異世界に勇者として召喚され、魔王との戦いに勝利し地球に帰還した主人公。

実に5年もの時間を異世界で過ごしていたみたいですけど、戻ってきたのは異世界に召喚されたタイミングだった。

元々はひょろいもやしっ子だったけれど、異世界での鍛錬がそのまま反映されたような、端的に言えば肉体的に若返った上に向こう側で身に着けたスキルも習得したままだった。

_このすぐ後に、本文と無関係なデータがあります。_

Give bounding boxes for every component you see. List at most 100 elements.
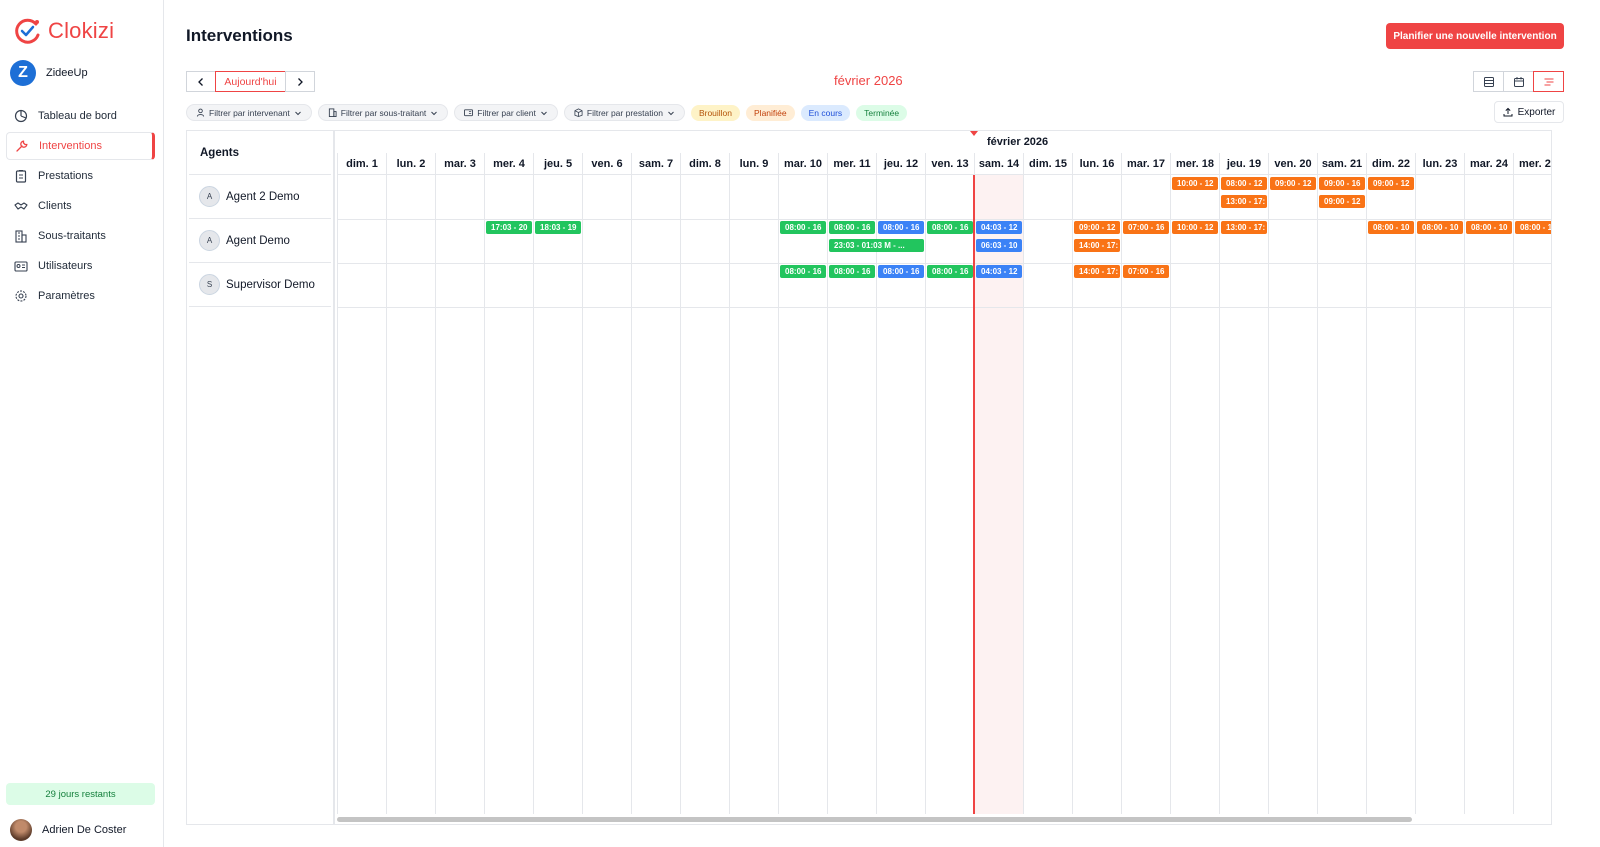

そうして得たものがあったことで、ナンパされてるクラスメイトを助けることも出来たりしてました。

 

高校1年生の夏休みが終わるだったので、少し遅れた高校デビューみたいになってますね。

学期の切り替わりで、委員も変わることになって。

そこでクラス委員に立候補したところ助けた少女――蓮見さんが、彼の変わりように興味をもって接点が増えていくことになるお話。

 

主人公は異世界で得たスキルの関係で、勉強も運動でも成果を示して。

さらに言語関係のスキルを活かして翻訳のバイトを始めたりして、高校生で収まらないスペックにはなってるんですよねぇ。

それでも平和な世界に帰ってきたことを喜び、リスタートした学校生活を満喫しようとする等身大の少年であるところは好感が持てます。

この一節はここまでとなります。